Lapatinib antitumor effect is associated with PI3K and MAPK pathway: An analysis in human and canine prostate cancer cells

Abstract

The aberrant activation of HER2 has a pivotal role in bone metastasis implantation and progression in several tumor types, including prostate cancer (PC). Trastuzumab and other anti-HER2 therapies, such as lapatinib, have been used in human breast cancer HER2 positive. Although HER2 overexpression has been reported in PC, anti-HER2 therapy response has revealed conflicting results. We investigated the potential of lapatinib in inhibiting cell migration and inducing apoptosis in two human (LNCaP and PC3) and two canine PC cell lines (PC1 and PC2). Cell migration and apoptosis were evaluated by Annexin V/PI analysis after lapatinib treatment. The transcriptome analysis of all cell lines before and after treatment with lapatinib was also performed. We found increased apoptosis and migration inhibition in LNCaP cells (androgen-sensitive cell line), while PC1, PC2, and PC3 cells showed no alterations after the treatment. The transcriptome analysis of LNCaP and PC3 cell lines showed 158 dysregulated transcripts in common, while PC1 and PC2 cell lines presented 82. At the doses of lapatinib used, we observed transcriptional modifications in all cell lines. PI3K/AKT/mTOR pathway were enriched in human PC cells, while canine PC cells showed enrichment of tyrosine kinase antitumor response and HER2-related pathways. In canine PC cells, the apoptosis failed after lapatinib treatment, possibly due to the downregulation of MAPK genes. Prostate cancer cells insensitive to androgens may be resistant to lapatinib through PI3K gene dysregulation. The association of lapatinib with PI3K inhibitors may provide a more effective antitumor response and clinical benefits to PC patients.

Fig 1. Apoptosis and migration assays performed in human (LNCaP and PC3) and canine (PC1 and PC2) cell lines.

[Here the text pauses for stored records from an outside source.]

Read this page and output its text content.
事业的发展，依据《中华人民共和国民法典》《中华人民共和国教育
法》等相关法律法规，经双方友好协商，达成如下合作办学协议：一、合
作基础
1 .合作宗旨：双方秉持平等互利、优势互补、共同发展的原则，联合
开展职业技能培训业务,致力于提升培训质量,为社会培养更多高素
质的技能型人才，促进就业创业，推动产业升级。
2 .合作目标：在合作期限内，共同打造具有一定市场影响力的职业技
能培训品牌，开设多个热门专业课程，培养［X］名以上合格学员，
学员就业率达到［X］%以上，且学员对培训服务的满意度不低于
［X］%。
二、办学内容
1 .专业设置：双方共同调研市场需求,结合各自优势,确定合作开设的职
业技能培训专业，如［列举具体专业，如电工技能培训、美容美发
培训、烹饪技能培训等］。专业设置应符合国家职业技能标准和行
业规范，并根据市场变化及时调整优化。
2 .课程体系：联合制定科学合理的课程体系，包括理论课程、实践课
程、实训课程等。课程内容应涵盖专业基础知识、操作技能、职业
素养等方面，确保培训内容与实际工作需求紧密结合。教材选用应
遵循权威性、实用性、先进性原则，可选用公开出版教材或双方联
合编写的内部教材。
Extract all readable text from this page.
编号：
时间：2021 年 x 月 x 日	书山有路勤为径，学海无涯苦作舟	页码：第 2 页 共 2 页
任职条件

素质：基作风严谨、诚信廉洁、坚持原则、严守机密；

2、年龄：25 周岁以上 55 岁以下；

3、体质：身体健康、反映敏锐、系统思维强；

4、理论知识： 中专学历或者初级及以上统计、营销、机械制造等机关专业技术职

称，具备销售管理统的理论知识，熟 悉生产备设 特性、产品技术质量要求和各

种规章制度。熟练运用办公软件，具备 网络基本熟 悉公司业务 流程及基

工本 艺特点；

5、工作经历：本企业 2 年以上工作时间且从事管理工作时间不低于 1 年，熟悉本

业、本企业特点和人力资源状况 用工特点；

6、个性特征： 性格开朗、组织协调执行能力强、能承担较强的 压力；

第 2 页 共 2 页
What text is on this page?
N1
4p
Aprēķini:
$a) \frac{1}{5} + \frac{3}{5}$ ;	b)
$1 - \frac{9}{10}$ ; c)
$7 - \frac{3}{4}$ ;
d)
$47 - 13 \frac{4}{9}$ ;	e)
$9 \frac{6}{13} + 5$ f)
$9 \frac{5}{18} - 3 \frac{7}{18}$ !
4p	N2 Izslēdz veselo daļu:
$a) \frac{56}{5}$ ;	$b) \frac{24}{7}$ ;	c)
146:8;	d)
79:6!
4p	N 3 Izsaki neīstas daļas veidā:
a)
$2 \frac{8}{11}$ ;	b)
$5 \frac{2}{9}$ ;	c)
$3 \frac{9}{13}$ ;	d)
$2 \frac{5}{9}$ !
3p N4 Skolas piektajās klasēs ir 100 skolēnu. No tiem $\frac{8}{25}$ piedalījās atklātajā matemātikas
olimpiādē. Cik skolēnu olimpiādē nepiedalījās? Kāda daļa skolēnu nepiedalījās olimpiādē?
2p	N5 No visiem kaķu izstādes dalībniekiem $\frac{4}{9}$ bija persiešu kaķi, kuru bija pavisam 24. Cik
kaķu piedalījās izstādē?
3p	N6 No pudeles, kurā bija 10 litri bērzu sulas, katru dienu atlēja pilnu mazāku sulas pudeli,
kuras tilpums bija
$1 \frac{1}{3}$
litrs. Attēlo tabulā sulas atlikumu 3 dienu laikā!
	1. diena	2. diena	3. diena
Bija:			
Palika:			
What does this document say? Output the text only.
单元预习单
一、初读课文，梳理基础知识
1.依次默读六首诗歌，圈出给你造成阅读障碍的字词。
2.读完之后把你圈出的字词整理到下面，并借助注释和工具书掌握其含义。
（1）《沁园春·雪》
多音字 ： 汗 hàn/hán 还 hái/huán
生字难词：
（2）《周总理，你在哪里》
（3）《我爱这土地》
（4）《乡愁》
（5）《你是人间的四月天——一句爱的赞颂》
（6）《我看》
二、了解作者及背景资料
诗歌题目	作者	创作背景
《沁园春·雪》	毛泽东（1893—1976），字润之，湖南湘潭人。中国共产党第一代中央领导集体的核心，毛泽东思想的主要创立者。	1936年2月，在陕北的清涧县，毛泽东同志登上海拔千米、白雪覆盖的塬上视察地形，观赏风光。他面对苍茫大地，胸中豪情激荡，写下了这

No significant difference was observed in the migration of LNCaP (A), PC3 (D), PC1 (G), and PC2 (J) cells. LNCaP cells treated with lapatinib showed a significant difference in apoptosis and necrosis (B) while no difference was observed in PC3 (E), PC1 (H), and PC2 (K) cell lines. Cell lines treated with DMSO (control) presented viability of 87.9% for LNCaP (C), 90.4% for PC3 (F), 76.1% for the canine PC1, and 83% for the canine PC2. PI: Propidium iodide; AN: Annexin; (+): Positive, (-): Negative; PI-/AN-: Viable cells (alive); PI-/AN+: Early apoptosis; PI+/AN+: Late apoptosis; PI+/AN-: Necrotic cells.

Fig 2. Graphic representation of the apoptotic assay.

A: The LNCaP cell line presented more than 80% of early apoptosis. The human PC3 (B), canine PC1 (C), and PC2 (D) cell lines showed over 70% of viable cells and a low apoptotic rate.

Fig 3

Transcriptomic analysis comparing human (A) and canine (B) prostate cancer cells treated and non-treated with lapatinib. Hierarchical clustering analysis of the differentially expressed genes between treated and non-treated cell lines with lapatinib. Red and blue colors indicate up or downregulated genes, respectively. The mean signals were corrected and transformed to the log2 scale, and genes with at least 1.5-fold changes with p < 0.05 at the 95% confidence level were considered significant. C: Protein-to-protein integration network of LNCaP and PC3 cells treated and non-treated with lapatinib. Several complex interactions among proteins were observed, with CDK1, PLK1, and CCNB1 proteins in the middle of the interaction map with the highest number of interactions. D: Protein-to-protein integration network of canine PC1 and PC2 cells treated and non-treated with lapatinib showing fewer interactions than those observed in human prostate cancer cells. However, the proteins with the highest number of interactions are similar in human and canine cells (PDK1 and PLK1).

Fig 4

A: TOP 10 biological and molecular ontology processes, respectively, of the LNCaP and PC3 cell lines. Different terms were found for each cell line. LNCaP cell line showed terms associated with modification of epithelial cell morphogenesis, including cell migration. PC3 cell line presented processes related to oxidative stress and positive regulation of chemotaxis. B: TOP 10 biological and molecular ontology processes for canine PC1 and PC2 cell lines. PC1 cells presented several processes related to cell division and cell cycle alterations. PC3 cell line showed different processes related to cell binding and heterodimerization, which were related to EGFR tyrosine kinase inhibitor regulation.